Akal sulit menerima apabila ada sekelompok masyarakat hidup tanpa seorang pemimpin. “Nabi Muhammad saw berpesan, apabila kalian bertiga atau lebih dalam suatu perjalanan, maka angkatlah salah seorang di antara kalian sebagai pemimpinnya.”
Ini menunjukkan signifikasi seorang pemimpin dalam masyarakat.
Secara normatif, al-Qur’an menggunakan tiga term yang menunjukkan makna kepemimpinan.
1. Khilafah
“Khilāfah” adalah sebuah sistem kepemimpinan yang pernah dirumuskan dan diaplikasikan pada masa islam klasik. Para ulama masa lalu telah mencoba memahami dan memformulasikan konsep khilafah sebagaimana yang termaktub dalam al-Qur’an tentang kehidupan bermasyarakat, berpolitik dan berbangsa.
Allah Ta’ala berfirman,
وَإِذْ قَالَ رَبُّكَ لِلْمَلَائِكَةِ إِنِّي جَاعِلٌ فِي الْأَرْضِ خَلِيفَةً ۖ قَالُوا أَتَجْعَلُ فِيهَا مَنْ يُفْسِدُ فِيهَا وَيَسْفِكُ الدِّمَاءَ وَنَحْنُ نُسَبِّحُ بِحَمْدِكَ وَنُقَدِّسُ لَكَ ۖ قَالَ إِنِّي أَعْلَمُ مَا لَا تَعْلَمُونَ
“Ingatlah ketika Tuhanmu berfirman kepada para Malaikat, sesungguhnya Aku hendak menjadikan seorang khalifah di muka bumi.

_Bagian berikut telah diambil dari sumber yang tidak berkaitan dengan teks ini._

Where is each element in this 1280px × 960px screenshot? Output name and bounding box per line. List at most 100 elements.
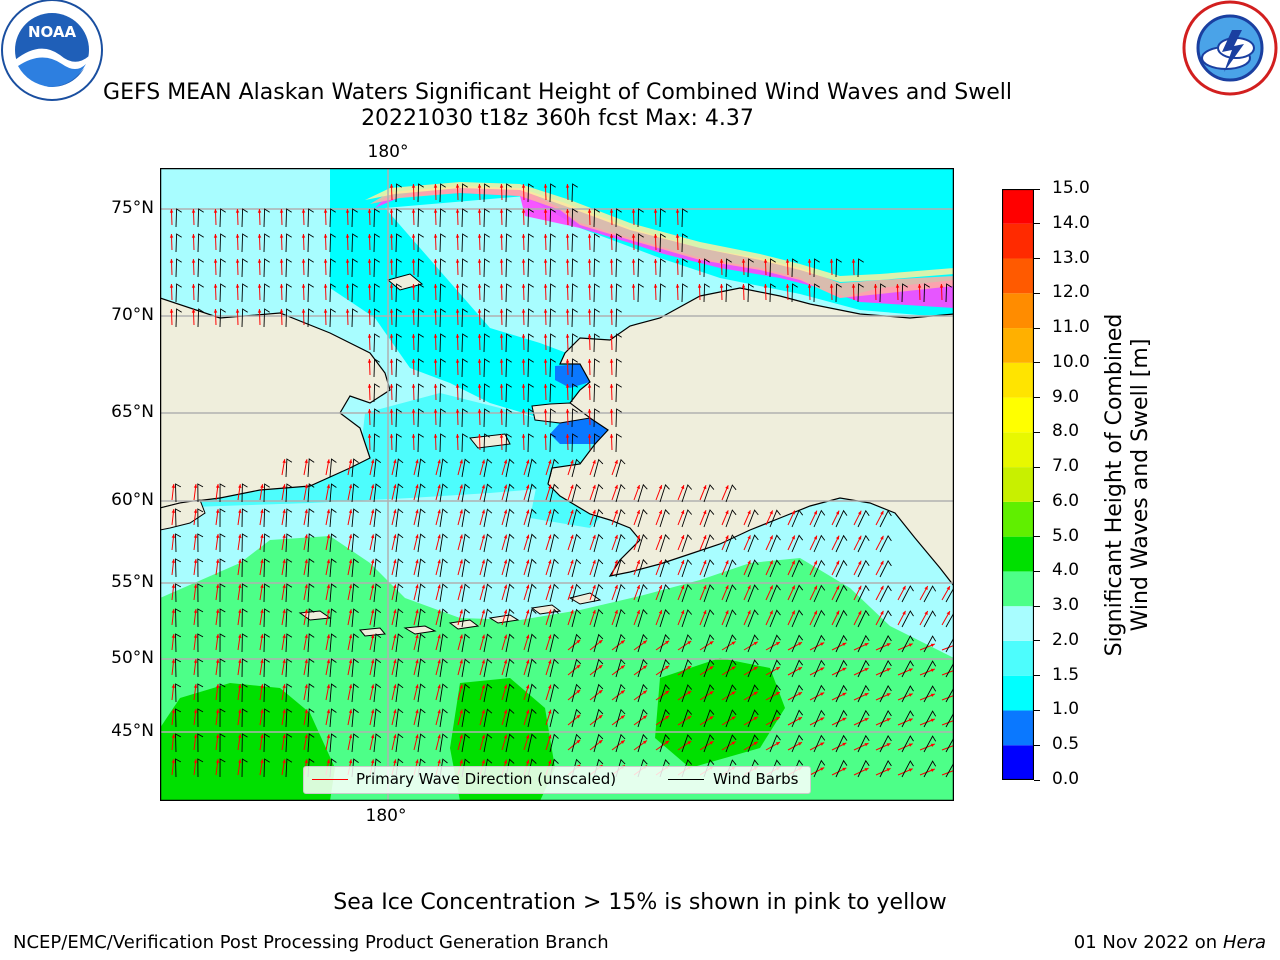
wind-barb [241, 533, 248, 553]
wave-arrow-head [367, 384, 372, 388]
wind-barb [263, 558, 270, 578]
wind-barb [681, 484, 693, 503]
wind-barb [285, 258, 292, 278]
wave-arrow-head [279, 209, 284, 213]
wind-barb [505, 558, 515, 578]
wind-barb [329, 258, 336, 278]
wind-barb [417, 383, 424, 403]
wind-barb [527, 533, 537, 553]
wave-arrow-head [348, 559, 353, 564]
wind-barb [703, 684, 715, 703]
wind-barb [725, 659, 737, 678]
wind-barb [791, 734, 804, 753]
wave-arrow-head [620, 665, 625, 669]
wind-barb [879, 283, 886, 303]
wind-barb [527, 408, 534, 428]
wave-arrow-head [725, 560, 729, 565]
wind-barb [219, 708, 226, 728]
wind-barb [857, 283, 864, 303]
wind-barb [329, 733, 337, 753]
wave-arrow-head [709, 741, 714, 745]
wave-arrow-head [858, 560, 862, 565]
wave-arrow-head [477, 409, 482, 413]
wind-barb [527, 508, 537, 528]
wave-arrow-head [636, 485, 640, 489]
wave-arrow-head [565, 234, 570, 238]
colorbar-tick-mark [1034, 640, 1040, 642]
wind-barb [263, 208, 270, 228]
wind-barb [879, 585, 892, 603]
wave-arrow-head [193, 584, 198, 588]
wind-barb [659, 233, 666, 253]
wind-barb [725, 684, 737, 703]
colorbar-tick-label: 11.0 [1052, 317, 1090, 338]
wind-barb [615, 233, 622, 253]
wave-arrow-head [930, 768, 935, 772]
wind-barb [285, 308, 292, 328]
wind-barb [351, 233, 358, 253]
wave-arrow-head [193, 709, 198, 713]
wave-arrow-head [437, 634, 441, 639]
wave-arrow-head [370, 459, 375, 464]
wind-barb [285, 583, 293, 603]
wind-barb [857, 258, 864, 278]
wave-arrow-head [570, 459, 574, 464]
wave-arrow-head [886, 668, 891, 672]
wind-barb [285, 708, 293, 728]
wind-barb [637, 583, 648, 603]
wind-barb [703, 534, 715, 553]
wave-arrow-head [791, 610, 795, 615]
wave-arrow-head [680, 585, 685, 590]
wind-barb [175, 758, 182, 778]
wind-barb [439, 658, 448, 678]
wind-barb [571, 308, 578, 328]
wind-barb [747, 659, 759, 678]
wave-arrow-head [345, 309, 350, 313]
wave-arrow-head [304, 709, 308, 714]
wind-barb [857, 684, 870, 703]
wave-arrow-head [389, 384, 394, 388]
wind-barb [373, 508, 382, 528]
wave-arrow-head [587, 409, 592, 413]
wind-barb [483, 708, 493, 728]
wind-barb [549, 508, 559, 528]
wind-barb [351, 733, 359, 753]
wave-arrow-head [415, 559, 419, 564]
wind-barb [329, 208, 336, 228]
wave-arrow-head [433, 359, 438, 363]
colorbar-tick-label: 2.0 [1052, 629, 1080, 650]
wind-barb [483, 383, 490, 403]
wave-arrow-head [481, 584, 485, 589]
wind-barb [175, 708, 182, 728]
wind-barb [307, 608, 315, 628]
wind-barb [879, 560, 892, 578]
colorbar-segment [1002, 501, 1034, 537]
wave-arrow-head [481, 709, 485, 714]
wave-arrow-head [521, 359, 526, 363]
wave-arrow-head [842, 767, 847, 771]
wind-barb [329, 483, 337, 503]
wave-arrow-head [459, 559, 463, 564]
wave-arrow-head [587, 384, 592, 388]
wind-barb [505, 258, 512, 278]
wind-barb [351, 633, 359, 653]
wave-arrow-head [481, 459, 485, 464]
wave-arrow-head [820, 767, 825, 771]
wave-arrow-head [902, 585, 906, 590]
wind-barb [483, 583, 493, 603]
wind-barb [351, 583, 359, 603]
wind-barb [681, 609, 693, 628]
wind-barb [373, 233, 380, 253]
wave-arrow-head [389, 259, 394, 263]
wind-barb [527, 358, 534, 378]
wind-barb [791, 709, 804, 728]
wind-barb [417, 558, 426, 578]
wave-arrow-head [631, 259, 636, 263]
wind-barb [593, 533, 604, 553]
wind-barb [813, 609, 826, 628]
wave-arrow-head [880, 510, 884, 515]
wave-arrow-head [477, 234, 482, 238]
wave-arrow-head [169, 209, 174, 213]
wind-barb [483, 358, 490, 378]
wind-barb [263, 658, 270, 678]
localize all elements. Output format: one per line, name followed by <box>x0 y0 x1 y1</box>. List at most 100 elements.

Mereka berkata, mengapa Engkau hendak menjadikan (khalifah) di bumi itu orang yang akan membuat kerusakan padanya dan menumpahkan darah, padahal kami senantiasa bertasbih dengan memuji Engkau dan mensucikan Engkau?” Tuhan berfirman, sesungguhnya Aku mengetahui apa yang tidak kamu ketahui.” (QS. al-Baqarah/2: 30)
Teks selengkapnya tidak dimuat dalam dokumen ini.